Crop rows offset by a lateral strike slip fault shifting in the 1976 earthquake that shook El Progresso, Guatemala.

Photo courtesy USGS

Seismology

On the last page, you learned that there are three different types of seismic waves, and that these waves travel at different speeds. While the exact speed of primary waves (P waves) and secondary waves (S waves) varies depending on the composition of the material they're traveling through, the ratio between the speeds of the two waves will remain relatively constant in any earthquake. P waves generally travel 1.7 times faster than S waves [source: Stein].

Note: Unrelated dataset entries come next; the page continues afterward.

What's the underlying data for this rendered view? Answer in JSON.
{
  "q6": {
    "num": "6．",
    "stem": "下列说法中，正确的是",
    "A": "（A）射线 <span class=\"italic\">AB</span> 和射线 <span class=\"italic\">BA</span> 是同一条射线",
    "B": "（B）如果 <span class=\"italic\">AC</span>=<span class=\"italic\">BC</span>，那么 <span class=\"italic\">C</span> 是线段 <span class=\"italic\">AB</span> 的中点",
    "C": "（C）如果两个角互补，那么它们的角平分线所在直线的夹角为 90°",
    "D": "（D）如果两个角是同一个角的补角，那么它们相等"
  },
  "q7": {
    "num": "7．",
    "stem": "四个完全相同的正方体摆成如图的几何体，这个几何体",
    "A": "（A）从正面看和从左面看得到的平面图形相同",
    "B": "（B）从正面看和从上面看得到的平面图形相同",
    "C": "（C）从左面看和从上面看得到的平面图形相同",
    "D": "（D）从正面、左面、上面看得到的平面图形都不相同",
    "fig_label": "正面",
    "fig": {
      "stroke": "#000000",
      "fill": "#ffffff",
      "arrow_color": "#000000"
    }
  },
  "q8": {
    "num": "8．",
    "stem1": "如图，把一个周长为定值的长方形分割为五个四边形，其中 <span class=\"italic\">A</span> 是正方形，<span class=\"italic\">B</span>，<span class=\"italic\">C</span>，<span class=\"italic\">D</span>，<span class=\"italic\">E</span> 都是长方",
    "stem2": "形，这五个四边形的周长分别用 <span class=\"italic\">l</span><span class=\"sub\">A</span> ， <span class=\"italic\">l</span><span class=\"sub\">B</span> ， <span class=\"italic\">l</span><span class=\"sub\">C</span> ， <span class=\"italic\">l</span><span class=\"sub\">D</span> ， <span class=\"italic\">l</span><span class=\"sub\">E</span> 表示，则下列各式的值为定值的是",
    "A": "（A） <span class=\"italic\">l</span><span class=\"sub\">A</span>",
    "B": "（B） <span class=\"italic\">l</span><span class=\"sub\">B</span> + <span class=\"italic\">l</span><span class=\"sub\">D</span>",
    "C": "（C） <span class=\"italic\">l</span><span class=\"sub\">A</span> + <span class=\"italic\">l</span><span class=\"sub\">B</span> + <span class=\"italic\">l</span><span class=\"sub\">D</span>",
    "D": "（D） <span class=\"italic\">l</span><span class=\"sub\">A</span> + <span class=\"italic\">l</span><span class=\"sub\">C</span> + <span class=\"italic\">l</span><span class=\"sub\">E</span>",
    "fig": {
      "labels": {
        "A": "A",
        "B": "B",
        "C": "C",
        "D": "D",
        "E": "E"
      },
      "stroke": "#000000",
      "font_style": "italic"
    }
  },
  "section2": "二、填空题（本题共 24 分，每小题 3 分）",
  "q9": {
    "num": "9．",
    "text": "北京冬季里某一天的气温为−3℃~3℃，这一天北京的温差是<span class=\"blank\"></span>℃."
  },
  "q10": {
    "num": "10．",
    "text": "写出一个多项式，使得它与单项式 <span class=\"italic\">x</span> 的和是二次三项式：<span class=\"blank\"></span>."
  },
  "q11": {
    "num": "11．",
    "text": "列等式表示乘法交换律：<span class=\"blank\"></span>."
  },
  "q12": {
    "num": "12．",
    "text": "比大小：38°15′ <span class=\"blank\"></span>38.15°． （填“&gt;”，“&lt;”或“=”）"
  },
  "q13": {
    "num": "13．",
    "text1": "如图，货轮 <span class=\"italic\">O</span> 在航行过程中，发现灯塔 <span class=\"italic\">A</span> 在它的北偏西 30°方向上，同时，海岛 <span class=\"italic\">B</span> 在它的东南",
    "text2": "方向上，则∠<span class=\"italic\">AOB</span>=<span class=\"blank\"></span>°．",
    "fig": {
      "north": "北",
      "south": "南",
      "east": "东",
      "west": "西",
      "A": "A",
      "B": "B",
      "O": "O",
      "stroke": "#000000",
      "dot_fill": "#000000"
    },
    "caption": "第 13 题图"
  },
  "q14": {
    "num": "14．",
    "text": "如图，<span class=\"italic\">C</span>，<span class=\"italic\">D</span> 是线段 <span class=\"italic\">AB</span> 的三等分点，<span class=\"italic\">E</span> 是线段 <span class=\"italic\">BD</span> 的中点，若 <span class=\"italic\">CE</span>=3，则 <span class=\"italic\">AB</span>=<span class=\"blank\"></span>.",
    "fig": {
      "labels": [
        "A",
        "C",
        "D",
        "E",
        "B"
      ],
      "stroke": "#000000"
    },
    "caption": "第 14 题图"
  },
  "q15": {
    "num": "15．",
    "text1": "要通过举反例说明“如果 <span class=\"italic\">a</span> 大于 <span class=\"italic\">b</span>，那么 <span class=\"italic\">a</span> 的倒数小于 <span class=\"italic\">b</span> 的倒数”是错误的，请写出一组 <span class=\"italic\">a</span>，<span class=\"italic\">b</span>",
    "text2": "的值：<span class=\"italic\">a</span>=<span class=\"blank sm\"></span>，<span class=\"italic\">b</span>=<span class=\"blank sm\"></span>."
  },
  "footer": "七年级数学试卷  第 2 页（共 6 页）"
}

Using this ratio, scientists can calculate the distance between any point on the Earth's surface and the earthquake's focus, the breaking point where the vibrations originated. They do this with a seismograph, a machine that registers the different waves. To find the distance between the seismograph and the focus, scientists also need to know the time the vibrations arrived. With this information, they simply note how much time passed between the arrival of both waves and then check a special chart that tells them the distance the waves must have traveled based on that delay.

If you gather this information from three or more points, you can determine the location of the focus through a process called trilateration. Basically, you draw an imaginary sphere around each seismograph location, with the point of measurement as the center and the measured distance (let's call it X) from that point to the focus as the radius. The surface of the circle describes all the points that are X miles away from the seismograph. The focus, then, must be somewhere along this sphere.

If you come up with two spheres, based on evidence from two different seismographs, you'll get a two-dimensional circle where they meet. Since the focus must be along the surface of both spheres, all of the possible focus points are located on the circle formed by the intersection of these two spheres. A third sphere will intersect only twice with this circle, giving you two possible focus points. And because the center of each sphere is on the Earth's surface, one of these possible points will be in the air, leaving only one logical focus location.